Это все, конечно, лирика, имеющая отношение скорее к жестокой печальной (как пел Вертинский, "бездарной") стране, где "бабы" "всегда" льют слезы над своими "мужиками", поставленными под ружье. Самое важное здесь – слово "всегда". "Славянка" всегда прощается со своим "славянином" – такова отправная точка своего рода самоориенталистской рефлексии русской, а потом и советской культуры (подробнее об этом – ближе к концу этого текста). Ну действительно, как в такое не поверить, если 108 лет назад происходило примерно то же самое:
"Горе сразило баб. Лица у баб красны и опухли от слез… Бабы задержали отправку поезда на два часа. Они точно посходили с ума… После третьего звонка многие с причитанием бросились под колеса поезда, распластались на рельсах, лезли на буфера, на подножки теплушек. Их невозможно было оторвать от мужей. Это проводы… На вокзал сбежалось все уездное начальство. Вид у начальства растерянный, жалкий. Не знают, как быть с бабами… вызвали специальный наряд из местной конвойной команды. Конвойные бережно брали на руки присосавшихся к рельсам и вагонам баб, уносили их с перрона куда-то в глубь вокзала. Бабы кричали так, как будто их резали".

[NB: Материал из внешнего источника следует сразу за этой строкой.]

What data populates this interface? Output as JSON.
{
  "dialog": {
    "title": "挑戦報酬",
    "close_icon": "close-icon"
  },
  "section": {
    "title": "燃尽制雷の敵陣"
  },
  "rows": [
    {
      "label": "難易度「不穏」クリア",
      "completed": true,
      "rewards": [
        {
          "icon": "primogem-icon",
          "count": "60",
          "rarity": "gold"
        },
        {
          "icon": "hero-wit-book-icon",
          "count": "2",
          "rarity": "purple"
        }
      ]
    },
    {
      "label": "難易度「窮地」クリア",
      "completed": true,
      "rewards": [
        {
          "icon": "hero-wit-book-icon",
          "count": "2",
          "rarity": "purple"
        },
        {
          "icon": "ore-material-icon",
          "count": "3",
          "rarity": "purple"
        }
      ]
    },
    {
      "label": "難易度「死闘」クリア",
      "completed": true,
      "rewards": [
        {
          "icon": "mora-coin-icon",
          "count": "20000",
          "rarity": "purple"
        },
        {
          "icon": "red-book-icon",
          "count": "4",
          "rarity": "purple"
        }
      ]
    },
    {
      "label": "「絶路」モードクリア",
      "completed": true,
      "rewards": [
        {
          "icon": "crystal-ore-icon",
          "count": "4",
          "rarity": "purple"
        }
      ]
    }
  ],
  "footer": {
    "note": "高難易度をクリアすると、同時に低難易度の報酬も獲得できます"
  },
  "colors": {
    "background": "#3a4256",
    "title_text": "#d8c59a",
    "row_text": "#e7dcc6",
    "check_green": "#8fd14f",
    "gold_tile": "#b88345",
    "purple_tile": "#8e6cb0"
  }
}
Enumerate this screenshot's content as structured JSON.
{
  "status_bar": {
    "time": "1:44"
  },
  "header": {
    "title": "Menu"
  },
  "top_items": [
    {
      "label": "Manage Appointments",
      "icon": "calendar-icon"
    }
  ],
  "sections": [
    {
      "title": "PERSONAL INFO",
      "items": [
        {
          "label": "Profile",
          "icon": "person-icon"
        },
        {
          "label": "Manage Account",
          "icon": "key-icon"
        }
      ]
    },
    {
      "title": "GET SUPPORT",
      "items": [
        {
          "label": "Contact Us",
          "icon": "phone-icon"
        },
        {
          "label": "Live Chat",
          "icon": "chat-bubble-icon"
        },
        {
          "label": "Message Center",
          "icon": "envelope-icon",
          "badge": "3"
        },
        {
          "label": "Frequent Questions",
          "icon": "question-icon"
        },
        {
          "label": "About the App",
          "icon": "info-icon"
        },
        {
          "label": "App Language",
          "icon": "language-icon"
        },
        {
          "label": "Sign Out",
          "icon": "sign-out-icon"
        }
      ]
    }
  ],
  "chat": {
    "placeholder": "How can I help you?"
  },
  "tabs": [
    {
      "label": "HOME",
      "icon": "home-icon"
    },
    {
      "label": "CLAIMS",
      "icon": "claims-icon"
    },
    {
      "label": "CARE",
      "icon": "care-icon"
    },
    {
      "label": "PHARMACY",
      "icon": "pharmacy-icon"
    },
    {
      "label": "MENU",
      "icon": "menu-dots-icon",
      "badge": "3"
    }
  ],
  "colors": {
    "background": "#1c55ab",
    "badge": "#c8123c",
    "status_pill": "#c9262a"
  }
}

Это июль 1914, Пермская губерния. В сентябре 2022 эмоции приглушеннее, угрюмее, сдержаннее. Полицаи будут скорее, не церемонясь, дубасить палками. А "начальство" хоть и выглядит жалким, но уж точно не растерянным.
Между уездным начальником 1914 года и 2022 – тоталитарный опыт атомизации общества и формовки масс. На Первую мировую мужиков гнало государство деспотическое, но именно надстроенное над социумом, представлявшим собой сложную комбинацию разного рода сообществ, преимущественно традиционных, но и модерных тоже. Деспотизм Российской империи покоился – на пусть и неловком, но все же – умении иметь в виду интересы и настроения многих из этих сообществ.
В отсутствии до 1906 года какого бы то ни было политически сформулированного фидбэка от общества, российский деспотизм все же прислушивался к подданным через самые разные каналы: от доносов и полицейских отчетов до мнений, высказываемых в частных беседах чиновниками, офицерами и помещиками.
Cолдаты Российской Империи едут на фронт во время Первой мировой войны
Colin Waters / Alamy Stock Photo
Российская Федерация 2022 года, как и Российская империя 1914 года, государство многонациональное, хотя, конечно, подвластных народов в ней меньше. 108 лет назад власть не очень доверяла "инородцам" и делала ставку именно на "русских", кого бы она под ними ни понимала – а понимала она, в основном, "славян" и "православных". То есть русских, белорусов и украинцев, но отнюдь не поляков.
Идеологически Первая мировая война изображалась как великий акт в вечной борьбе (православных) славян против тевтонов и турок-мусульман, хотя немало офицеров (из прибалтийских губерний) носили немецкие фамилии, а в русской армии были специальные "национальные" подразделения и части, вроде "Кавказской туземной конной дивизии" или латышских батальонов (а к 1917 году даже бригад).
В 2022 году риторику сделали отчасти схожей, разве что вместо тевтонов – вездесущие американцы, а место православия прочно заняли семейные ценности и прочие симулякры из арсенала истерически консервативных клозетных геев. Но вот содержание реальной социальной политики времен украинской войны, особенно методы и смысл "частичной мобилизации" говорят совсем о другом.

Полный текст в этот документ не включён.